Quote:
Originally Posted by The Yugoslavian
Depends on where you live. Generally whatever the newest apple varieties that have popped up at your grocery stores.
I have no idea how Lithuania screening recommendations work. But in the USA, there are national recommendations, generally based on meta-studies, of what age to screen for what things.
All general doctors *should* know what the current screening recommendations are (or know how to find them in < 5 minutes).
Many people think it is better to do more screenings than what's actually recommended. However, there's a reason more stuff isn't just recommended and done. Some has to do with cost issues - but most is simply because screening for some things would do more harm than good (e.g. false positives outweigh whatever benefit there is from catching whatever it is at that point in someone's life).
Anyway, this is a question to ask your parimary physician and not a somewhat random group of ppl on the internet (none of us are actually qualified to answer this, although I do realize our answers could accidentally be correct).
Great post. Def could not have written something that perfectly addresses the issue.
Quote:
Originally Posted by krunic
Soulbro,
Not sure who this Luigi fella is, but life expectancy is a terrible metric for a health care system. Life expectancy is heavily influenced by the rates of homicide, suicide, accidental deaths, etc.
He killed the United Healthcare CEO. Basically Soulbro is taking a generic shitlib stance of "Killing random folks is good for ideology I agree with", but can't understand that the whole concept of "killing random folks" is a bad idea.
But yes, life expectancy isn't used in medical research for the reasons you espoused. We can keep people alive for an extended period, and this is actually one of the reasons US healthcare is so absurdly expensive.
Quote:
Originally Posted by droopy0021
US healthcare costs all because health insurance company greed. Right…
Let’s not touch on our pharmaceutical intake vs rest of world. Or that we’re fat. Or how much our doctors get paid vs rest of civilized world.
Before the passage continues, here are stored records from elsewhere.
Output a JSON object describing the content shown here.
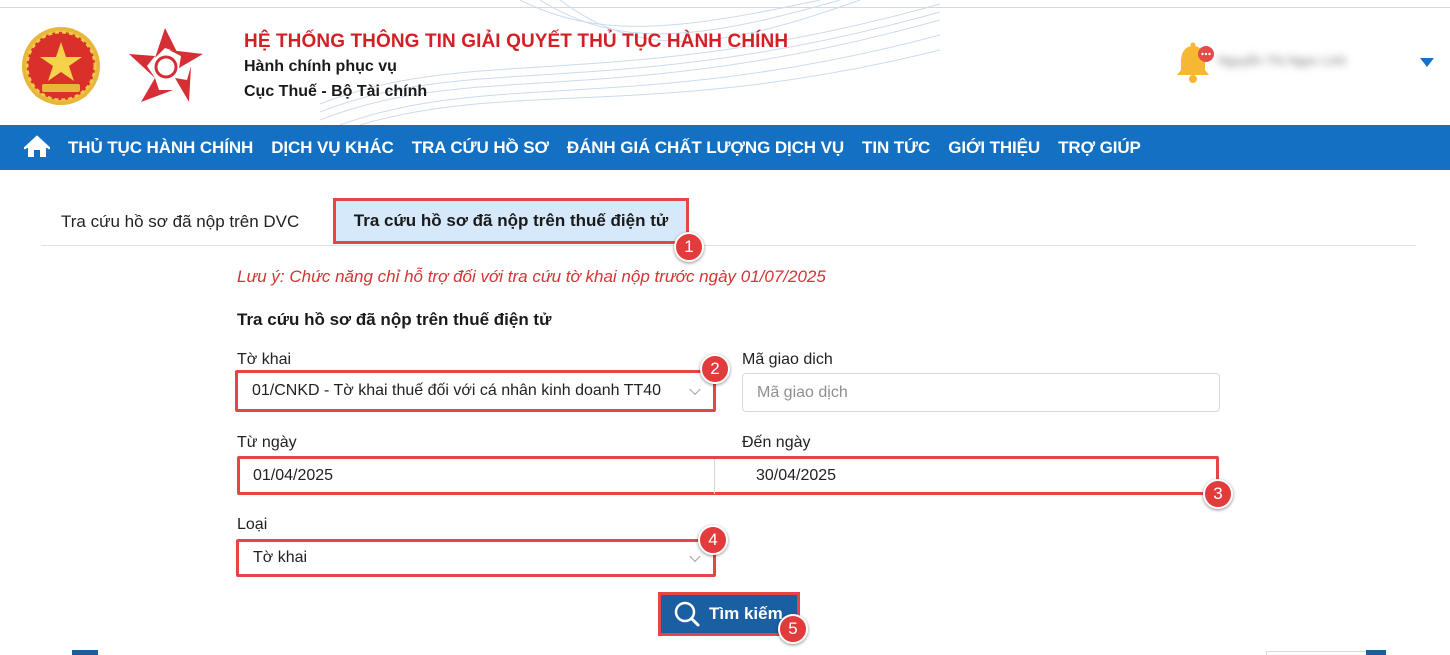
{
  "header": {
    "system_title": "HỆ THỐNG THÔNG TIN GIẢI QUYẾT THỦ TỤC HÀNH CHÍNH",
    "subtitle_1": "Hành chính phục vụ",
    "subtitle_2": "Cục Thuế - Bộ Tài chính",
    "user_name": "Nguyễn Thị Ngọc Linh"
  },
  "nav": {
    "items": [
      "THỦ TỤC HÀNH CHÍNH",
      "DỊCH VỤ KHÁC",
      "TRA CỨU HỒ SƠ",
      "ĐÁNH GIÁ CHẤT LƯỢNG DỊCH VỤ",
      "TIN TỨC",
      "GIỚI THIỆU",
      "TRỢ GIÚP"
    ]
  },
  "tabs": {
    "dvc": "Tra cứu hồ sơ đã nộp trên DVC",
    "etax": "Tra cứu hồ sơ đã nộp trên thuế điện tử"
  },
  "note": "Lưu ý: Chức năng chỉ hỗ trợ đối với tra cứu tờ khai nộp trước ngày 01/07/2025",
  "form": {
    "title": "Tra cứu hồ sơ đã nộp trên thuế điện tử",
    "to_khai_label": "Tờ khai",
    "to_khai_value": "01/CNKD - Tờ khai thuế đối với cá nhân kinh doanh TT40",
    "ma_giao_dich_label": "Mã giao dich",
    "ma_giao_dich_placeholder": "Mã giao dịch",
    "tu_ngay_label": "Từ ngày",
    "tu_ngay_value": "01/04/2025",
    "den_ngay_label": "Đến ngày",
    "den_ngay_value": "30/04/2025",
    "loai_label": "Loại",
    "loai_value": "Tờ khai",
    "search_button": "Tìm kiếm"
  },
  "badges": [
    "1",
    "2",
    "3",
    "4",
    "5"
  ],
  "colors": {
    "nav_blue": "#1470c2",
    "title_red": "#d32027",
    "highlight_red": "#e64545",
    "button_blue": "#1b5fa3",
    "tab_active_bg": "#d5e9fa"
  }
}
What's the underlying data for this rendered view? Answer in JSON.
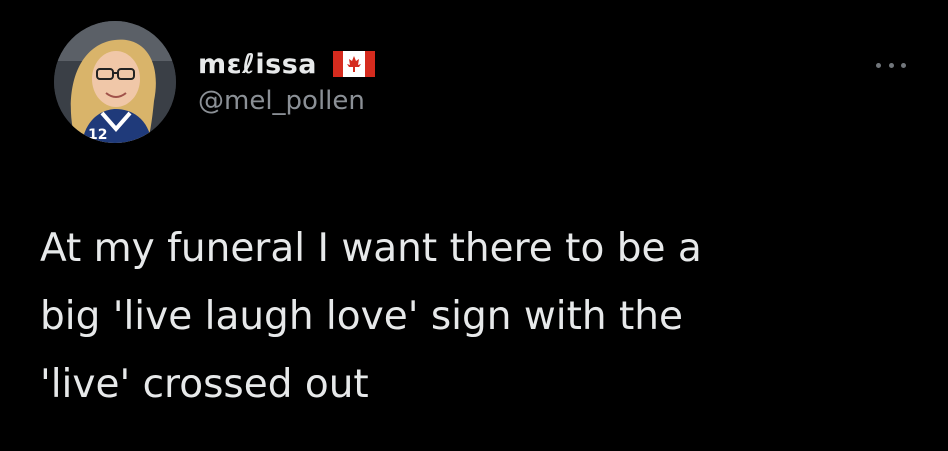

How quickly would doctors push for universal healthcare in USA?
Haven’t heard of any good plans for it out of anyone, politicians or otherwise.
Consolidating various government plans and gradually increasing subsidies for larger tranches of supported care year by year would be a good start. Standardizing emergency medical care seems like an incredibly difficult problem, but creating a singular healthcare system out of the various current plans seems reasonable.
One thing to note is that doctor fraud in the 80s/90s is pretty much why we're in this situation. If you have dental insurance and ever see the bill they send to the insurance company, whew lad. Private practice healthcare is basically white collar crime.